Grobogan || Jateng.Bratapos.com — Pemerintah Kabupaten (Pemkab) Grobogan dan Kejaksaan Negeri (Kejari) Grobogan menandatangani nota kesepahaman (MoU) di bidang hukum perdata dan tata usaha negara sebagai bentuk penguatan tata kelola pemerintahan yang transparan dan akuntabel. Penandatanganan dilaksanakan pada Kamis (10/7/2025) di sebuah hotel di Purwodadi.
Bupati Grobogan, Setyo Hadi, mengapresiasi sinergi yang terjalin antara kedua lembaga. Ia menilai kerja sama ini merupakan langkah konkret untuk meningkatkan kepercayaan publik dan memastikan tata kelola pemerintahan berjalan sesuai prinsip pertanggungjawaban.
“Nota kesepahaman ini merupakan bentuk sinergi antara Pemkab Grobogan dan Kejari Grobogan dalam mewujudkan pemerintahan yang transparan dan akuntabel,” ujar Bupati.
Ia menekankan bahwa akuntabilitas tak hanya sebatas administratif, tetapi juga merupakan tanggung jawab moral kepada masyarakat. Ia mengingatkan bahwa anggaran daerah harus benar-benar memberikan manfaat nyata bagi warga Grobogan.
“Kita harus menunjukkan bahwa setiap rupiah yang digunakan mampu meningkatkan kesejahteraan masyarakat,” tegasnya.
Bupati pun mendorong seluruh perangkat daerah agar memanfaatkan kerja sama ini untuk menyelesaikan persoalan hukum yang mungkin muncul dalam penyelenggaraan pemerintahan, melalui konsultasi, pendampingan, hingga tindakan litigasi bersama Kejaksaan.
Ia juga menegaskan pentingnya penguatan Aparat Pengawasan Intern Pemerintah (APIP) serta digitalisasi pengelolaan keuangan. “Pemanfaatan teknologi adalah kunci untuk menciptakan birokrasi yang efektif dan adaptif,” ujarnya.
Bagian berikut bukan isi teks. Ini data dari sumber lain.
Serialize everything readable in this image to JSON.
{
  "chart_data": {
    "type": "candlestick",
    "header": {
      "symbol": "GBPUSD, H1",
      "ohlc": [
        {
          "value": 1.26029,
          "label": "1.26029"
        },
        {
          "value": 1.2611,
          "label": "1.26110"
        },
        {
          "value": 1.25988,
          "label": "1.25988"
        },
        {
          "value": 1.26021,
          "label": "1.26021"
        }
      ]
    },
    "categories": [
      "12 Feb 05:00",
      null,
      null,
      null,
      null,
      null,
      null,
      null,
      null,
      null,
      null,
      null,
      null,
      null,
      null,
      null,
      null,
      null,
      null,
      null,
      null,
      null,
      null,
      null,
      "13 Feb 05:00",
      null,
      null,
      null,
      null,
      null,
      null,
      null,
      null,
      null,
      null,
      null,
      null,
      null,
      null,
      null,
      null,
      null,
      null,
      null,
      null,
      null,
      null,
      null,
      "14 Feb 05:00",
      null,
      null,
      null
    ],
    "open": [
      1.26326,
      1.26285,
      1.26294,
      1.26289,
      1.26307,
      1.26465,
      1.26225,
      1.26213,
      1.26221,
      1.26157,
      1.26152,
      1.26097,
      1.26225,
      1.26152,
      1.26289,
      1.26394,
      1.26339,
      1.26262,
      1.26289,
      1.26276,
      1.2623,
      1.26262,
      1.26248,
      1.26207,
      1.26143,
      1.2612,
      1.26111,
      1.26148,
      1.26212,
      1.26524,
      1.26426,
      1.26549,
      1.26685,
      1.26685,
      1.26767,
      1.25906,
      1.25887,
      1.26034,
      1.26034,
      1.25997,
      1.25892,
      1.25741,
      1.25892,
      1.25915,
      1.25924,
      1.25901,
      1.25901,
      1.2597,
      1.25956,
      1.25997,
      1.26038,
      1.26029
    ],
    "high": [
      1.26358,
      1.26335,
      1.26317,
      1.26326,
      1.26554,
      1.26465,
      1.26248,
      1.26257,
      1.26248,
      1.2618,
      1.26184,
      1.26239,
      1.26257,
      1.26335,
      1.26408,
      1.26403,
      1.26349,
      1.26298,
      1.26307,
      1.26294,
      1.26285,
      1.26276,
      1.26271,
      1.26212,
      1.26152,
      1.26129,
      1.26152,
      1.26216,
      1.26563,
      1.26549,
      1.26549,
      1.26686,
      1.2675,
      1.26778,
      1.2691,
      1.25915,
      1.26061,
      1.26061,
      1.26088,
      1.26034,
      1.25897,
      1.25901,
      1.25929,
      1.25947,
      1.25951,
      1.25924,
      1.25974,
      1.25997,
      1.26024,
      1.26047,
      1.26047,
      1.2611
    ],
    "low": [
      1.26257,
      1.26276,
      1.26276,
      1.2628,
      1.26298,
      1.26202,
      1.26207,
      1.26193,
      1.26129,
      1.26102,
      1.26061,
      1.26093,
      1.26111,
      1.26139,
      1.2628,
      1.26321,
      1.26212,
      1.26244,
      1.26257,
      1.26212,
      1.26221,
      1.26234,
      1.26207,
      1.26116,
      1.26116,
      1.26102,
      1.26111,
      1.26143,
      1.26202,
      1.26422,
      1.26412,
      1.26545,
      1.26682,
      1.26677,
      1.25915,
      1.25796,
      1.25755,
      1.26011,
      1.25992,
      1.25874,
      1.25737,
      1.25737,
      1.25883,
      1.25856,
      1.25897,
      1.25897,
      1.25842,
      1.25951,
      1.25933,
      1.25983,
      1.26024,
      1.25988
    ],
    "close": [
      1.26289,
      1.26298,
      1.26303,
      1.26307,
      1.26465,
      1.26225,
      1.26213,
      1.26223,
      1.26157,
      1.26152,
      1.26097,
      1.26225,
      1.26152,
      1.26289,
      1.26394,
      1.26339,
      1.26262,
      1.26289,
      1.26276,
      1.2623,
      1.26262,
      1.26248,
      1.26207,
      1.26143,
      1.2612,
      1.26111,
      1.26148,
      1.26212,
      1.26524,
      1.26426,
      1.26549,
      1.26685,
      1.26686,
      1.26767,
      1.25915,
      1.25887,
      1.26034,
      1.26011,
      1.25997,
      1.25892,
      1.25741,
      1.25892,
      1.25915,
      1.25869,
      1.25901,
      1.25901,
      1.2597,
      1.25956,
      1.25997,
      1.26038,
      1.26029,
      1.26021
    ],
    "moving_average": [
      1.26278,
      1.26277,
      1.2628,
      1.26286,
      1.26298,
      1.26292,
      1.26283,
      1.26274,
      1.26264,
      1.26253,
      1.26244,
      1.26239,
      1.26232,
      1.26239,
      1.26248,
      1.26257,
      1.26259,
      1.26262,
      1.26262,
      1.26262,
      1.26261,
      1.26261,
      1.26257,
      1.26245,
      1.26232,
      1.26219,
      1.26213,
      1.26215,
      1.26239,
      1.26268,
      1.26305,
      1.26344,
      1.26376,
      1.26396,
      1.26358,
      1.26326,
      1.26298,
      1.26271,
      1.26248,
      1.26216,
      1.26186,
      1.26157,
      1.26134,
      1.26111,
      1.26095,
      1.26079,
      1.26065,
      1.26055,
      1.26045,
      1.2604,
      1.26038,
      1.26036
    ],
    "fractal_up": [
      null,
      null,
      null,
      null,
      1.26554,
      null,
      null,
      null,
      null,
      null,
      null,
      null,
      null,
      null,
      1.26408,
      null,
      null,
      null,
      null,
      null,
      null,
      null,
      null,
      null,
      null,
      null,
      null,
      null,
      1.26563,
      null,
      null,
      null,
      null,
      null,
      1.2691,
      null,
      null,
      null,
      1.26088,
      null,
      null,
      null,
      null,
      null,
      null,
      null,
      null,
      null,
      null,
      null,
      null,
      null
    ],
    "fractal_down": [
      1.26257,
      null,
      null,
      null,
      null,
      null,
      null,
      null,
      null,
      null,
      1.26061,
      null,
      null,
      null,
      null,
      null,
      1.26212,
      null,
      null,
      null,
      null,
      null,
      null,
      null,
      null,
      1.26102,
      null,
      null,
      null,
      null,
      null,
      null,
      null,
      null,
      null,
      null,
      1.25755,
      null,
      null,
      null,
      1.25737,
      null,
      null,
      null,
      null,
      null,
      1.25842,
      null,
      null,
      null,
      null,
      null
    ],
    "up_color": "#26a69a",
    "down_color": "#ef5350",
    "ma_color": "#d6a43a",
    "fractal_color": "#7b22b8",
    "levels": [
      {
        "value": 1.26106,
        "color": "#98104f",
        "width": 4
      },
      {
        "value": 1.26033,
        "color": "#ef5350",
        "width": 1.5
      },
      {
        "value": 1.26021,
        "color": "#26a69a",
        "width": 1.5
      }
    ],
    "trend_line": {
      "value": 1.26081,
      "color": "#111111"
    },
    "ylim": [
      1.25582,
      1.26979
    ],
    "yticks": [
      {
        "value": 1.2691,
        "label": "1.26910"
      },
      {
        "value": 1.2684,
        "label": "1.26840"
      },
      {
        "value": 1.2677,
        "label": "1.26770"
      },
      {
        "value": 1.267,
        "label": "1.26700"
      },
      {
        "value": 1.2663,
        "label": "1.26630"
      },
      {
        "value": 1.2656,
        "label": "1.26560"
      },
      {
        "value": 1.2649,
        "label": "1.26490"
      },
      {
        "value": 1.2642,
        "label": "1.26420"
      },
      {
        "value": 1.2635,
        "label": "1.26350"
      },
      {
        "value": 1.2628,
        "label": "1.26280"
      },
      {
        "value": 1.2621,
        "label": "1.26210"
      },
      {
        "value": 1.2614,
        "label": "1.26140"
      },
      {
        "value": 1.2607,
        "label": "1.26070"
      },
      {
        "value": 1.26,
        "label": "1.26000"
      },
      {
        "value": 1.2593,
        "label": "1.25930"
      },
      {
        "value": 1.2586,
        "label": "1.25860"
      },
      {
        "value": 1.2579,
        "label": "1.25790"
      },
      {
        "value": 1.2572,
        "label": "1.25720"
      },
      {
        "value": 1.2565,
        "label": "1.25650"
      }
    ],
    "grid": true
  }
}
Setelah penandatanganan MoU, acara dilanjutkan dengan sesi penyuluhan hukum yang menghadirkan Sekretaris Daerah Grobogan, Anang Armunanto, sebagai narasumber. Ia menegaskan kembali pentingnya akuntabilitas dalam pengelolaan keuangan daerah.
“Setiap rupiah dari APBD harus bisa dipertanggungjawabkan dan memberikan nilai manfaat bagi masyarakat,” tegas Anang.
Sekda juga menjelaskan prinsip-prinsip akuntabilitas, seperti transparansi, integritas, kepatuhan, profesionalisme, dan pelibatan masyarakat. Menurutnya, pengawasan efektif hanya bisa dicapai melalui sinergi antara Inspektorat Daerah, masyarakat, dan lembaga pengawas eksternal seperti BPK, KPK, serta aparat penegak hukum.
Dengan penguatan kerja sama lintas kelembagaan, penggunaan teknologi informasi, serta peningkatan kapasitas SDM, Pemkab Grobogan berharap tata kelola keuangan daerah tidak hanya tertib administrasi, tetapi juga mampu menjawab harapan masyarakat secara nyata.